Strona:Klemens Junosza - Za mgłą.djvu/29

Z Wikiźródeł, wolnej biblioteki
Ta strona została uwierzytelniona.
— 23 —

— Jakże to?
— Utrzymujemy stosunki ze wszystkimi sąsiadami, ale bliższe, serdeczniejsze, zaledwie z dwoma domami. Ogromna różnolitość żywiołów jest teraz w naszych stronach. Patrzajże — mówiła, wskazując ręką, — stąd widać cały ogród.

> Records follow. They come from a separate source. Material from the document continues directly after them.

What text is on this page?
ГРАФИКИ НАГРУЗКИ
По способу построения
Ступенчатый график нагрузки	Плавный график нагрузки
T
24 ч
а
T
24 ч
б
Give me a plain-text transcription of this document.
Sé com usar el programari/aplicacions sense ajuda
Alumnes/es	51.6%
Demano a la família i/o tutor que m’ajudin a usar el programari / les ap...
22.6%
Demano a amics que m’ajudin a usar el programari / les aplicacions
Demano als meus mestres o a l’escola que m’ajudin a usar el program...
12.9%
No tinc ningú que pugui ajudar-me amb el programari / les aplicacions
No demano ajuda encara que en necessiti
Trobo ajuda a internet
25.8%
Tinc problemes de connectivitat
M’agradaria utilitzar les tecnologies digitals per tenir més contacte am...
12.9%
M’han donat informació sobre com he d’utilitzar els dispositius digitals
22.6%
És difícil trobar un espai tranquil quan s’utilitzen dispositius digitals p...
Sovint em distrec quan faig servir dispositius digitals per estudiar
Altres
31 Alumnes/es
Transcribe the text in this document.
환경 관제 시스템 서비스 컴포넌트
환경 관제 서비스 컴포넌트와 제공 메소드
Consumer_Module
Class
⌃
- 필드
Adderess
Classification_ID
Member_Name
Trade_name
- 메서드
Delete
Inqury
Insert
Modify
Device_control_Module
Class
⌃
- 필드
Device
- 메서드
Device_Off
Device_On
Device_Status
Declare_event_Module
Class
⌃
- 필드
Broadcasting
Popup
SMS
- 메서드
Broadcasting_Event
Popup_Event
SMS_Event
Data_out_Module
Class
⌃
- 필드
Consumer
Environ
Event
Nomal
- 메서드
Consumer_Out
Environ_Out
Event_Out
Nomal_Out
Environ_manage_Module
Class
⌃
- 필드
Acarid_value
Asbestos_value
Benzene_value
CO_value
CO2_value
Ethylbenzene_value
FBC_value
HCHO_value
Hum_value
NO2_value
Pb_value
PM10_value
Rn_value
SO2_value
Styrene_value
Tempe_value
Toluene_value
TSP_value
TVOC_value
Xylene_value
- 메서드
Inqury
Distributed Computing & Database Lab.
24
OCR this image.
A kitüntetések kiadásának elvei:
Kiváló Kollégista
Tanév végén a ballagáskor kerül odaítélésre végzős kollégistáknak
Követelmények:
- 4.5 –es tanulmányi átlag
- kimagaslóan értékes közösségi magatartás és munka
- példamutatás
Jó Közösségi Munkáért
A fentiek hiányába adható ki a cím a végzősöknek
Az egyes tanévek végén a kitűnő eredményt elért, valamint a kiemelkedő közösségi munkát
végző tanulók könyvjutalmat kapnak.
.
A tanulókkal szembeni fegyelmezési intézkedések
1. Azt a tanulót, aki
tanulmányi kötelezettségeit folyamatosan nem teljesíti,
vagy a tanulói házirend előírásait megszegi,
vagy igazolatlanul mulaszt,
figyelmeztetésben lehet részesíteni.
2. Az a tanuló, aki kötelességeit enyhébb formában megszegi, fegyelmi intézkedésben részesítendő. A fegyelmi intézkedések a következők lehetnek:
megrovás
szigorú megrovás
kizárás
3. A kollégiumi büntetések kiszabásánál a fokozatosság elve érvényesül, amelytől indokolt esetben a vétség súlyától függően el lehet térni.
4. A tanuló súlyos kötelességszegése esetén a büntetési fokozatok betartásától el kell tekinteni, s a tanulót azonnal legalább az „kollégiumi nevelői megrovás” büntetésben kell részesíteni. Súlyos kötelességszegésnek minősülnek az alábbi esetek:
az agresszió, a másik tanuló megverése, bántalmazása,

Na lewo owocowy, na prawo warzywny; szparagarnia, inspekty, a nawprost, między drzewami, pasieka. Za parkanem dwie sadzawki.
— Stryj mówił, że wasz majątek nieduży.
— Bo rzeczywiście tak jest.
— A taki ogromny ogród.
— Nieproporcyonalny istotnie, ale trzeba ci wiedzieć, że niegdyś proporcya była, tylko z biegiem czasu folwarki odpadały, odprzedawano je, i zostało tylko kilkanaście włók wszystkiego. Swoją drogą i to, co jest, dla nas dwóch aż nadto wystarczy.
— Może i kapitały składacie? — zapytał z uśmiechem.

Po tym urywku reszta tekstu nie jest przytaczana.